The JSE All Share Index rose 0.6% to 76 480 points yesterday, and the rand moderated to R18.08 to the US dollar, its strongest since February 20 amid the gold rally, and moving away from a near three-year low of R18.60 hit on March 21.

This was also boosted by the dollar’s general weakness after the US Federal Reserve raised interest rates by the expected 25 basis points and said the fight against inflation might require only one more hike this year.

The gold price moderated around $1 963 (R35 530) an ounce yesterday, slightly pausing a recent rally and hurting demand for safer assets amid the ongoing battle to prevent the banking crisis from spreading further.

In the JSE, Sibanye-Stillwater led slight gains in gold stocks, rising 1% to R37.84 per share while Harmony Gold gained 0.2% to R74.28, with AngloGold Ashanti, moderating at R416.71, but Gold Fields eased 0.3% to R240.20 per share.

The market has cheered news that First Citizens BancShares agreed to buy all deposits and loans of failed Silicon Valley Bank.

US Federal Reserve Head of Banking, Michael Barr, blamed the collapse of SVB on mismanagement rather than financial system vulnerabilities.
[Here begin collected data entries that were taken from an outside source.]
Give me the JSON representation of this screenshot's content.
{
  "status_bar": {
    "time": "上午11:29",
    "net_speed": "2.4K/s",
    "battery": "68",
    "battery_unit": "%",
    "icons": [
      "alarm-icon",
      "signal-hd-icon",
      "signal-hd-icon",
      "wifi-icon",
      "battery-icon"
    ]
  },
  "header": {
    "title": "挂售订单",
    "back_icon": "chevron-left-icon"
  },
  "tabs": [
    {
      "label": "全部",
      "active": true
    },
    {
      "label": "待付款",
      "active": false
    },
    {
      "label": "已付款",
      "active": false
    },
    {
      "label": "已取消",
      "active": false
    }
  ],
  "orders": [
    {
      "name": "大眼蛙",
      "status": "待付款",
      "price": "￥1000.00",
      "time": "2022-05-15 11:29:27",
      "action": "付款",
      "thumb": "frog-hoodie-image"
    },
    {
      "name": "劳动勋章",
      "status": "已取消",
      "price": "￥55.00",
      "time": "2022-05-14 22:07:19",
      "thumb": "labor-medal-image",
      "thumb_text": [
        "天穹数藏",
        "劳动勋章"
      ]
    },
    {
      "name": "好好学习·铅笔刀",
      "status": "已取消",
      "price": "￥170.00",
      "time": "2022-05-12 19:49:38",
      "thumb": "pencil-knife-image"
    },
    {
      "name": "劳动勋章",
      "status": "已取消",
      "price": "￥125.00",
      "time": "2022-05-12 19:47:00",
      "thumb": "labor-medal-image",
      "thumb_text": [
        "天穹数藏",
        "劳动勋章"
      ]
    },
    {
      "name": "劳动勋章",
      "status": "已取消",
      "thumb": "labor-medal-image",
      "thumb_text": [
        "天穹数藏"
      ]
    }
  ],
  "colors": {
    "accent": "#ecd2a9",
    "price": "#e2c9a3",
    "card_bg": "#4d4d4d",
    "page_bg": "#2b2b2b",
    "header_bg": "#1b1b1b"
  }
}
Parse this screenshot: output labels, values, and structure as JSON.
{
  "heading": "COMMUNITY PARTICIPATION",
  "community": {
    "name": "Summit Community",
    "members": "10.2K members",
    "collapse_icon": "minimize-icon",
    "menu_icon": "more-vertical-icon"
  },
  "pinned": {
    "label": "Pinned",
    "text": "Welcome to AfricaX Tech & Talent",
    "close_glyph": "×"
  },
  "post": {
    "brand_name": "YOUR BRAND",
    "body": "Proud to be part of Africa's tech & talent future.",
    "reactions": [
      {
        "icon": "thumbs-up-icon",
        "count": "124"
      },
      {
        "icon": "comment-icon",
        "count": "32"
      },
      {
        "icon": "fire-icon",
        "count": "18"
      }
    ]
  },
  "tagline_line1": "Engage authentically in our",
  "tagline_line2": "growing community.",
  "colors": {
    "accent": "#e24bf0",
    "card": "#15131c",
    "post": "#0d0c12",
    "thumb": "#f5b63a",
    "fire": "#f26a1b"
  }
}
Barr also told lawmakers that SVB’s troubles were due to “terrible” risk management, suggesting it could be an isolated case.

Oxford Economics lead economist Adam Slater said their analysis of the latest evidence suggested that the situation of the banks contagion was some way from being as severe as the global financial crisis, but the risks to growth were serious.

Slater said bank failures alone did not mean the world was in a full-blown systemic banking crisis, and financial stress measures were not at alarming levels yet.

However, he said some international contagion had been seen, with the failure of Credit Suisse and the Fed having to provide dollar liquidity abroad.

“Banks are in a better position to withstand losses and funding strains than in 2007. But leverage is still high by historical standards and there are pockets of weakness, including some emerging market banks,” Slater said.

“The strains on banks will be transmitted to the real economy mostly via tighter credit conditions. By how much isn’t yet clear. Importantly, this may take time as asset impairment – and banks’ reactions to it – could be a slow-burning process.

“Still, we’re already at a point where our baseline global growth forecasts are starting to be affected and downside risks are significantly higher.”